It began simply, as “Decoration Day.” On 19th-century mornings in late May, the graves of the nation’s fallen soldiers began to be garlanded with flowers and flags in memory of the loved and lost.
As with so many great American traditions, the celebrations grew up locally and organically. In the years after the Civil War, many hearts were bitter towards their fellow countrymen. But North and South, the veterans would put on their old uniforms and parade through the towns and villages. Speeches were given, and flags were raised.
Henry Sandham, in 1896, captured this American moment well in his painting The March of Time. The young boys who had gallantly marched off to join the Grand Army of the Republic 35 years before are now old, gray gentlemen. Their uniforms bulge at the waist, and the cloth that was once a bold Army blue is faded with age. Their eyes are proud. But there is a sadness there.
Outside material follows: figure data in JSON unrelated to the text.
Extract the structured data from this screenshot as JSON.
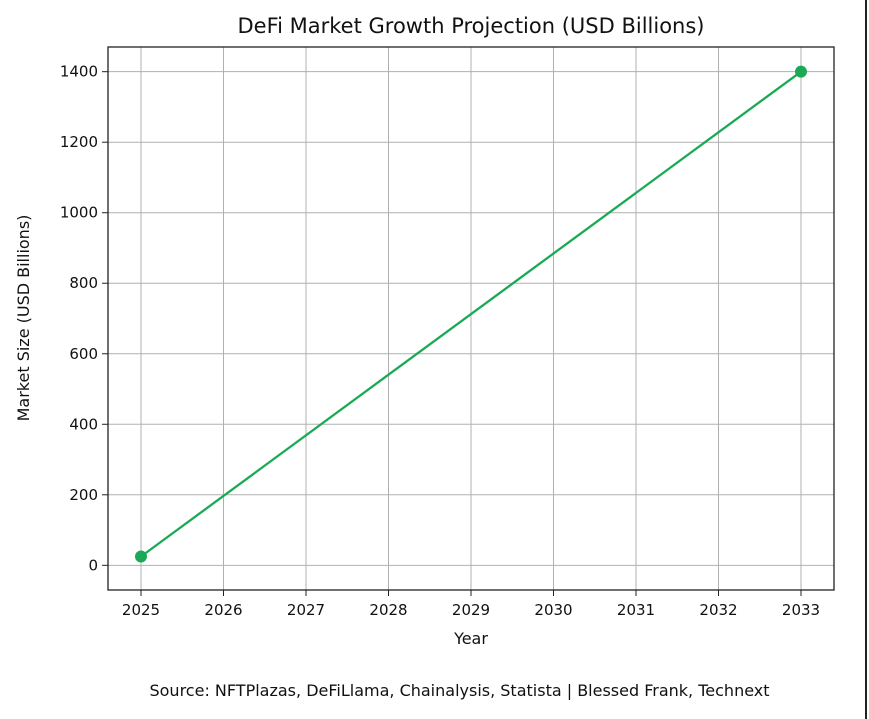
{
  "chart_data": {
    "type": "line",
    "title": "DeFi Market Growth Projection (USD Billions)",
    "xlabel": "Year",
    "ylabel": "Market Size (USD Billions)",
    "x": [
      2025,
      2033
    ],
    "series": [
      {
        "values": [
          25,
          1400
        ],
        "color": "#1aaa55",
        "marker": "circle"
      }
    ],
    "xticks": [
      "2025",
      "2026",
      "2027",
      "2028",
      "2029",
      "2030",
      "2031",
      "2032",
      "2033"
    ],
    "yticks": [
      "0",
      "200",
      "400",
      "600",
      "800",
      "1000",
      "1200",
      "1400"
    ],
    "xlim": [
      2024.6,
      2033.4
    ],
    "ylim": [
      -70,
      1470
    ],
    "grid": true
  },
  "source": "Source: NFTPlazas, DeFiLlama, Chainalysis, Statista | Blessed Frank, Technext"
}
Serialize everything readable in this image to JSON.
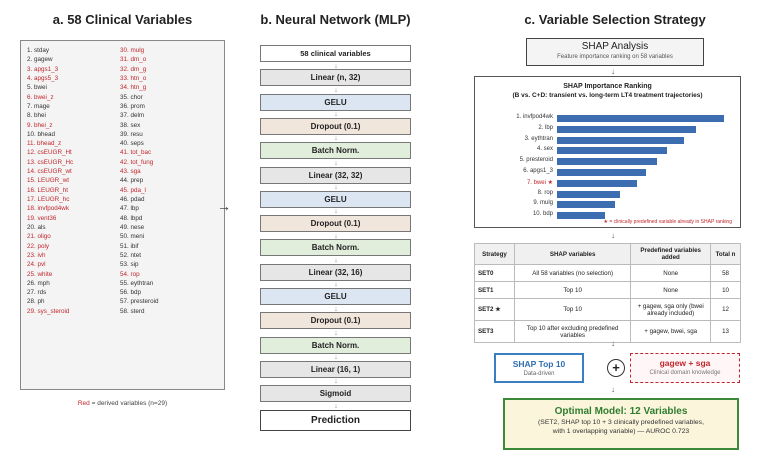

In her short history, the Great American Republic has seen many years of war. Americans have fought and died on every continent and every ocean. American boys are buried at Gettysburg in Pennsylvania and at Shilo on the banks of the Tennessee. Americans, in their thousands, died in the skies over Berlin and Tokyo and Hanoi, in the frosts of Korea and the dusty ditches of Helmand Province. Many have no grave to call their own, entombed beneath the seas in the arms of their shipmates. On a cliff overlooking the sea, 9,388 Americans are buried in a green cemetery in Normandy where, 80 years ago this June, American armies landed to set Europe free.
The United States has not always gone to war wisely. We have not always won. And the price paid in blood and in treasure has, at times, come in too steep. Our country debates these things and should. But what we can always have confidence in are the young Americans ready to answer the call, put on their nation’s cloth, and take up the sword in her defense.
In a year of political turmoil and distress, in a year of many disappointments and cultural upheaval, let us honor the memory of those who gave their last full measure of devotion for their native soil, and for us.
“Blessed be the Lord, my rock, who trains my hands for war, and my fingers for battle,” wrote the Psalmist.
He is my steadfast love and my fortress,
my stronghold and my deliverer,
my shield and he in whom I take refuge,
who subdues peoples under me.
O Lord, what is man that you regard him,
or the son of man that you think of him?
Man is like a breath;
his days are like a passing shadow.
War is a horror, though it is sometimes necessary. May a just and righteous God bless this nation as we remember the young Americans who died so we could remain free. May he bring us, as Lincoln hoped, to “a just and lasting peace among ourselves and with all nations.” And may we remember this Memorial Day the memory of the fallen as they would have us do so: in peace and not in shadow.